8. The high-frequency passive component according to claim 1,

wherein a first dielectric layer located outside the second wide wall and an upper conductor layer are formed on the second surface, and

wherein the upper conductor layer is formed over the first dielectric layer, the substrate between the first dielectric layer and the second wide wall, and the second wide wall.

9. The high-frequency passive components according to claim 1,

wherein a contact portion and a separation portion are formed at an end portion of the first wide wall in a location where the upper conductor layer covers the substrate between the first dielectric layer and the first wide wall and the end portion of the first wide wall,

wherein the separation portion is separated from the substrate, and

wherein the contact portion is in contact with the substrate and is located outside the separation portion.

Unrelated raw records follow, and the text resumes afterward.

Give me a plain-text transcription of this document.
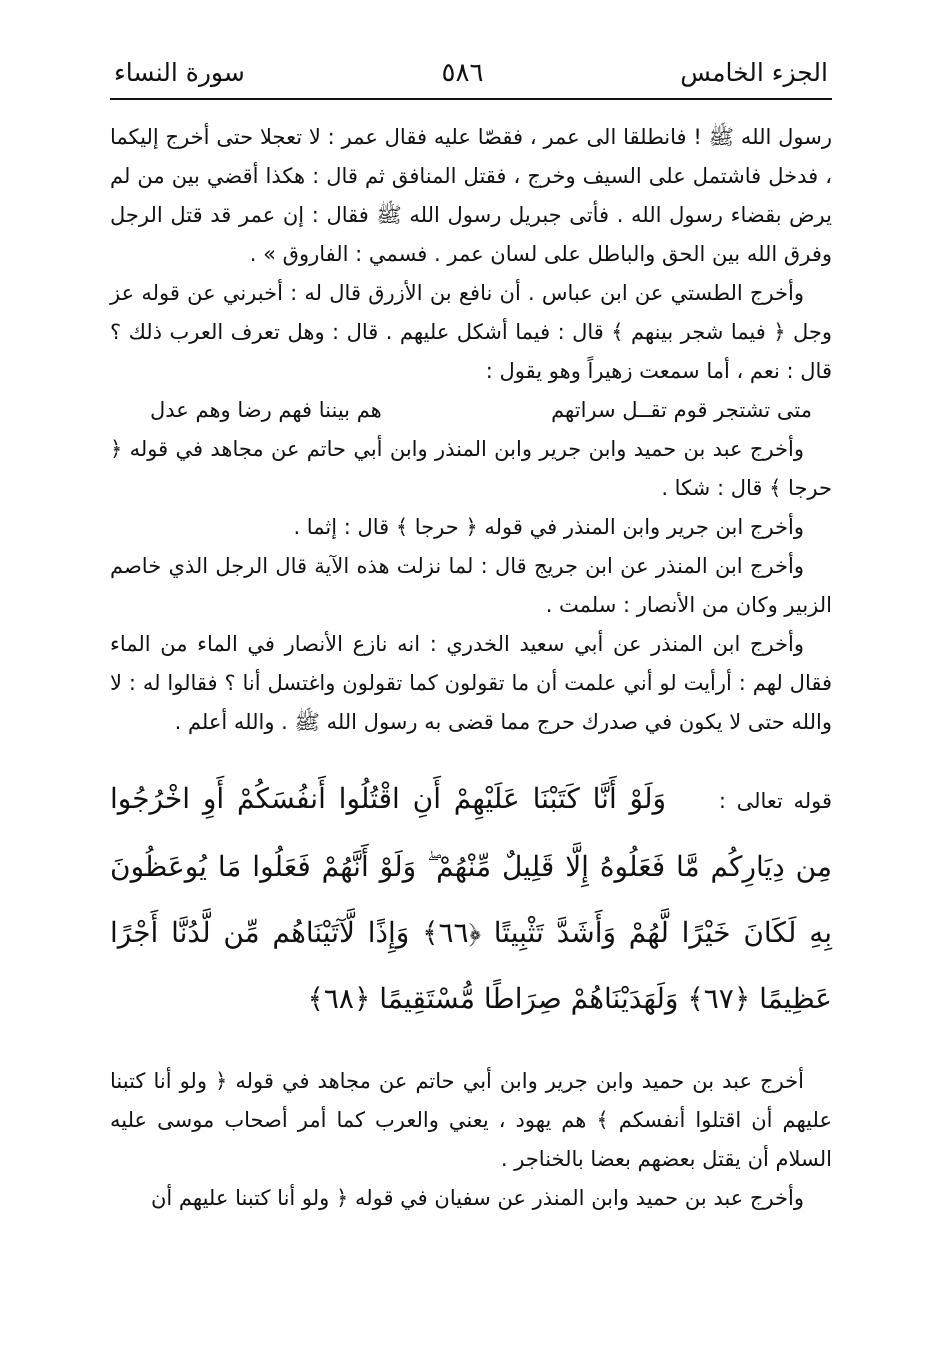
الجزء الخامس
٥٨٦
سورة النساء

رسول الله ﷺ ! فانطلقا الى عمر ، فقصّا عليه فقال عمر : لا تعجلا حتى أخرج إليكما ، فدخل فاشتمل على السيف وخرج ، فقتل المنافق ثم قال : هكذا أقضي بين من لم يرض بقضاء رسول الله . فأتى جبريل رسول الله ﷺ فقال : إن عمر قد قتل الرجل وفرق الله بين الحق والباطل على لسان عمر . فسمي : الفاروق » .

وأخرج الطستي عن ابن عباس . أن نافع بن الأزرق قال له : أخبرني عن قوله عز وجل ﴿ فيما شجر بينهم ﴾ قال : فيما أشكل عليهم . قال : وهل تعرف العرب ذلك ؟ قال : نعم ، أما سمعت زهيراً وهو يقول :

متى تشتجر قوم تقــل سراتهم
هم بيننا فهم رضا وهم عدل

وأخرج عبد بن حميد وابن جرير وابن المنذر وابن أبي حاتم عن مجاهد في قوله ﴿ حرجا ﴾ قال : شكا .

وأخرج ابن جرير وابن المنذر في قوله ﴿ حرجا ﴾ قال : إثما .

وأخرج ابن المنذر عن ابن جريج قال : لما نزلت هذه الآية قال الرجل الذي خاصم الزبير وكان من الأنصار : سلمت .

وأخرج ابن المنذر عن أبي سعيد الخدري : انه نازع الأنصار في الماء من الماء فقال لهم : أرأيت لو أني علمت أن ما تقولون كما تقولون واغتسل أنا ؟ فقالوا له : لا والله حتى لا يكون في صدرك حرج مما قضى به رسول الله ﷺ . والله أعلم .

قوله تعالى : وَلَوْ أَنَّا كَتَبْنَا عَلَيْهِمْ أَنِ اقْتُلُوا أَنفُسَكُمْ أَوِ اخْرُجُوا مِن دِيَارِكُم مَّا فَعَلُوهُ إِلَّا قَلِيلٌ مِّنْهُمْ ۖ وَلَوْ أَنَّهُمْ فَعَلُوا مَا يُوعَظُونَ بِهِ لَكَانَ خَيْرًا لَّهُمْ وَأَشَدَّ تَثْبِيتًا ﴿٦٦﴾ وَإِذًا لَّآتَيْنَاهُم مِّن لَّدُنَّا أَجْرًا عَظِيمًا ﴿٦٧﴾ وَلَهَدَيْنَاهُمْ صِرَاطًا مُّسْتَقِيمًا ﴿٦٨﴾

أخرج عبد بن حميد وابن جرير وابن أبي حاتم عن مجاهد في قوله ﴿ ولو أنا كتبنا عليهم أن اقتلوا أنفسكم ﴾ هم يهود ، يعني والعرب كما أمر أصحاب موسى عليه السلام أن يقتل بعضهم بعضا بالخناجر .

وأخرج عبد بن حميد وابن المنذر عن سفيان في قوله ﴿ ولو أنا كتبنا عليهم أن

10. The high-frequency passive component according to claim 1,

wherein a contact portion, a separation portion, and a recess portion are formed at the end portion of the first wide wall in a location where the upper conductor layer covers the substrate between the first dielectric layer and the first wide wall and the end portion of the first wide wall,

wherein the separation portion is separated from the substrate,

wherein the contact portion contacts the substrate,

wherein the recess portion is located between the separation portion and the contact portion, and is recessed toward an inside of the first wide wall, and

wherein the upper conductor layer enters an inside of the recess portion.